When No More Heroes III is firing on all cylinders, it's like nothing else out there. ... Well, other than the first and second games. It's just like those! Which, so many years later, is extremely refreshing.
But, it misfires, too. In some ways just like its predecessors: the open world is relatively empty, like NMH1's that I wrote about in 2008, "The actual overworld ... is fairly dull, especially in the early game. ... about as exciting as untoasted bread." Graphical quality is a let-down, disappointingly similar to my musings on NMH2 in 2010, "The visual style is amazing. At a higher resolution, I imagine it would be absolutely incredible."
(NMH3 is "high def," sure, but its textures are - for a game released in 2021 - shockingly low-detail.)
And then there are storytelling misfires, which feel a little like, if you'll pardon my language, Suda-san smelling his own farts. It's been so long since NMH2 that I really could've used some recapping -- instead, NMH3 jumps right in with Shinobu and Bad Girl (who's ... alive, now?), Dr. Naomi (who's ... a tree, now?), Henry, and other characters I have virtually no memory of.

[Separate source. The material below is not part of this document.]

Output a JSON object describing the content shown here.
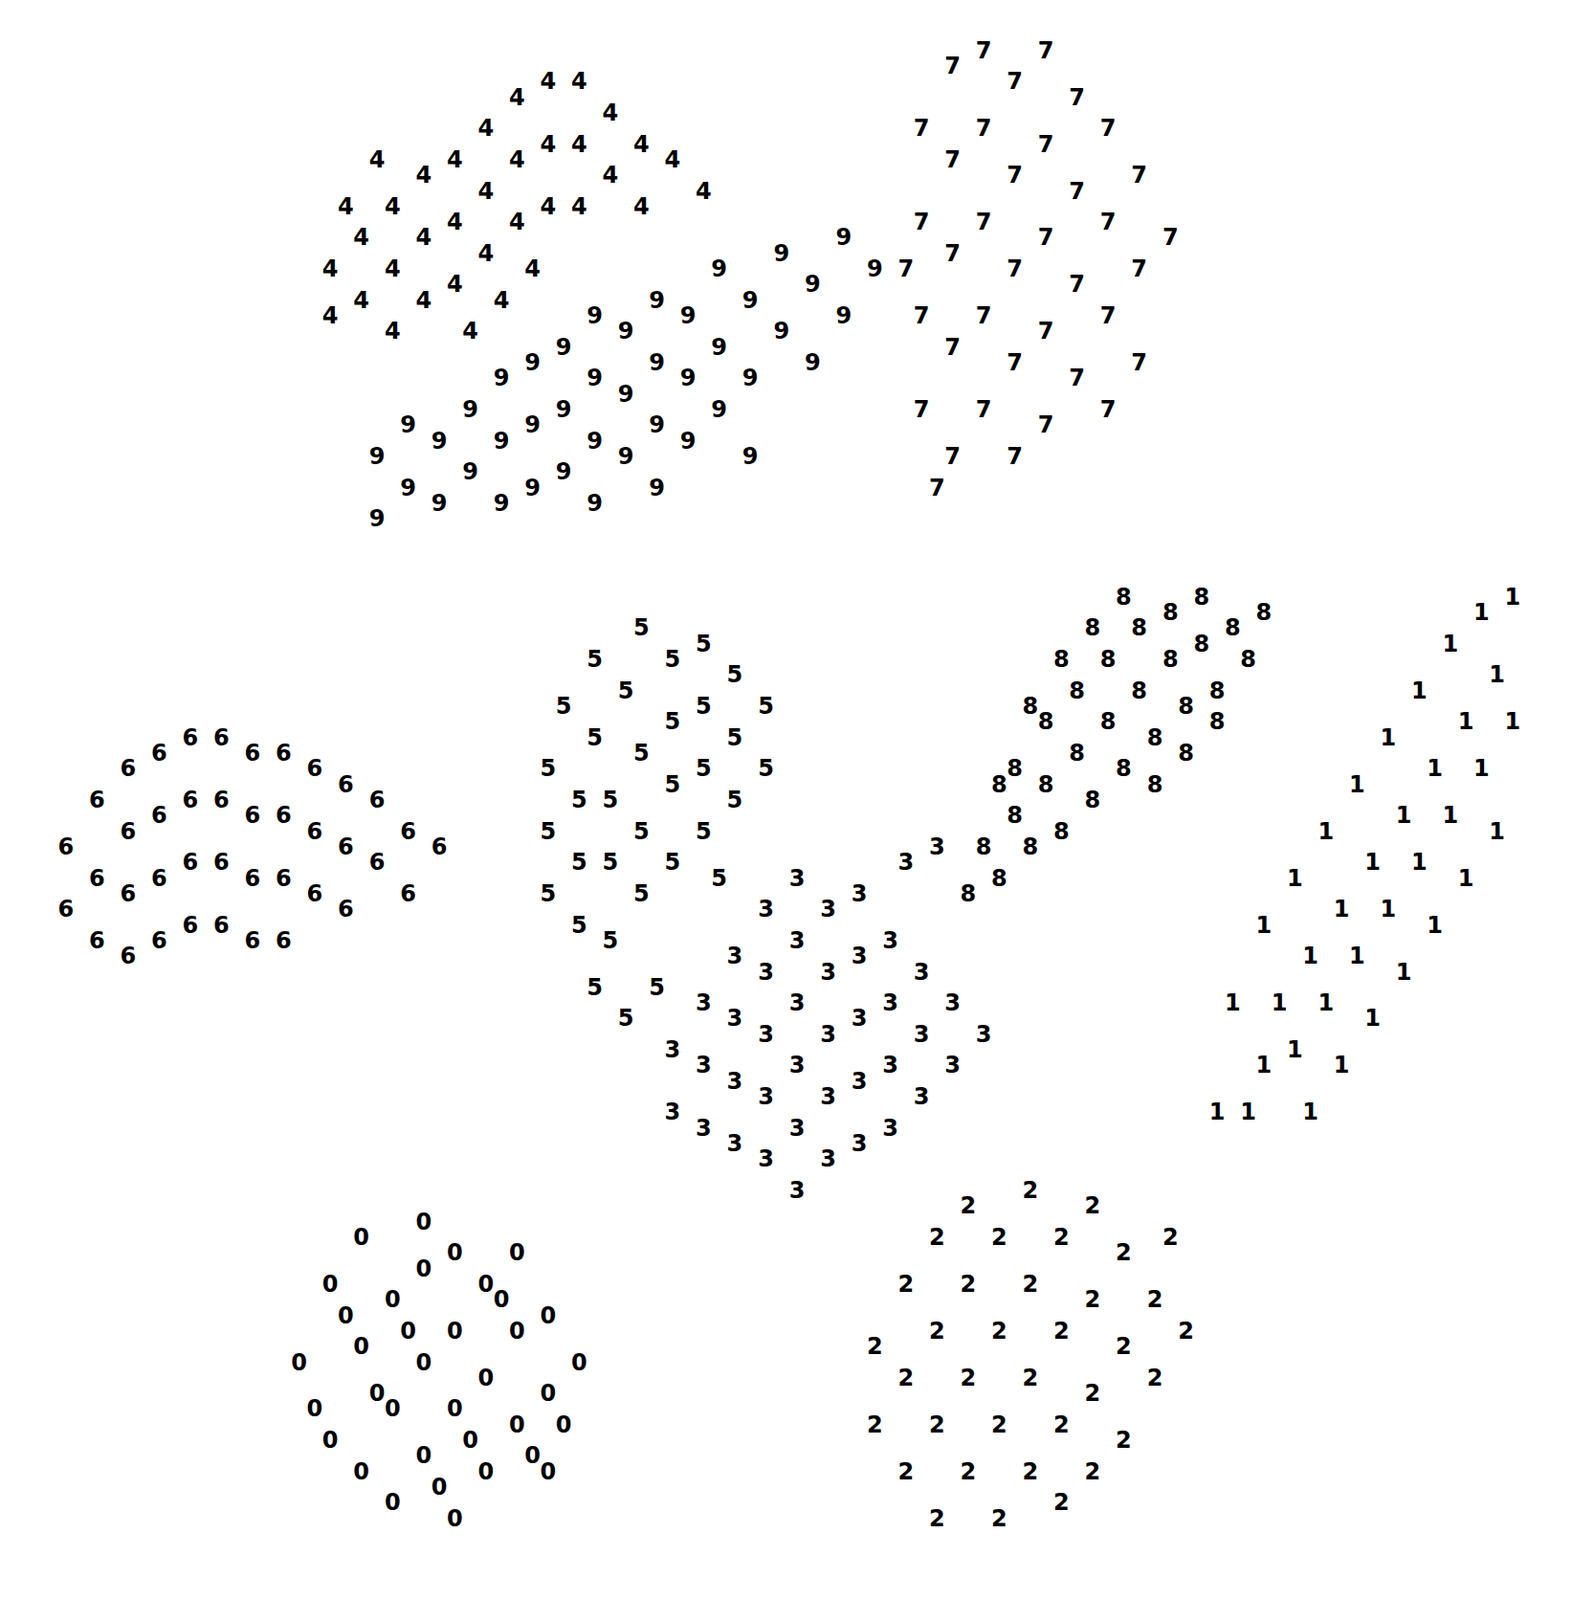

I'll cop to having skipped the Travis Strikes Again spinoff, but it's jarring how a resurrected Bad Girl - and her dad, who's also Travis's friend now? - are just here, without context. There's even a non-sequitur appearance from a character named Kamui who, I guess, is from The Silver Case. Suda's text adventure series. Huh.
This series has always been fond of referencing Takashi Miike (whom I know as the director of the live action Ace Attorney film); this time Travis and Bishop's chats about their favorite Miike works are too frequent. And long. On and on for minutes. Repeatedly.
I should temper my gripes about NMH3's reference-heaviness by pointing out how I love its reverence to other pop-nerd culture. When Travis and Sylvia encountered some alien eggs that looked exactly like Alien's facehugger eggs, when battle events beamed Travis up to a spaceship while playing an X-Files-like jingle, and when he came back to Earth crouching in a teleportation sphere like Terminator, I just couldn't stop grinning.
That qualified enjoyment is emblematic of my overall experience with No More Heroes III. Its vibe is definitely not for everyone, and its overall craftsmanship doesn't measure up against modern masterpieces -- what might've been negligible quirks in the late 2000s are harder to ignore, now. But it's not afraid of making mistakes, it wears its heart (and influences) on its sleeve, and as a games nerd myself I appreciate the fuck out of it.
Almost 20 years after proclaiming "punk's not dead", Suda is still proving it.
And yes, you can pet the cat!

Better than: Killer Is Dead, No More Heroes 2: Desperate Struggle
Not as good as: more ...modern? open-world action games like God of War Ragnarök
I have mixed feelings about: the Damon character being, apparently, inspired by Suda's feud with John Riccitiello over Shadows of the Damned. 'Cause while I'm certainly no fan of the guy either, I'm actually looking forward to that remaster.